As a Westerly resident and a career professional in the environmental and solid waste fields, I encourage Westerly to look at the transfer station issue on its merits without the artificial constructs of the Enterprise Fund designation.
I see Westerly as having a high-performing and well-run municipal transfer station supported financially by a pay-as-you-throw (PAYT) bag program. PAYT programs are notable for reducing the total tonnages of trash received and increasing the diversion of recyclable materials. Both of those factors reduce costs compared to flat-rate disposal-fee programs. Westerly’s bag program returns usage-based revenue to the program and also allows for financial support from seasonal residents and vacationers.
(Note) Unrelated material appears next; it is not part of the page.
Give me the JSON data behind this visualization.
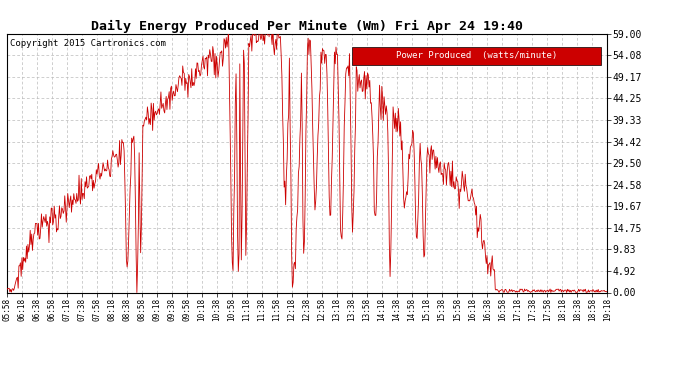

As well, solid waste system costs are highly dependent on external factors like transportation costs, disposal costs, and recycling commodities markets. Raising fees to cover these costs is normal, as is seeking efficiencies to reduce costs. Current costs are covered by a combination of bag fees, tip fees, and general fund monies.
I see the proposal to mitigate general fund costs through flat-rate user fees as an addition to the mil rate by other means. It is also regressive, unlike a mil-rate increase. For these reasons, I feel that the council’s expectation of transfer station self-sufficiency has created an artificial barrier to addressing the entire chain of Westerly’s waste management costs and making effective policy for the long run. Managing solid waste program costs is difficult enough without creating self-imposed hurdles.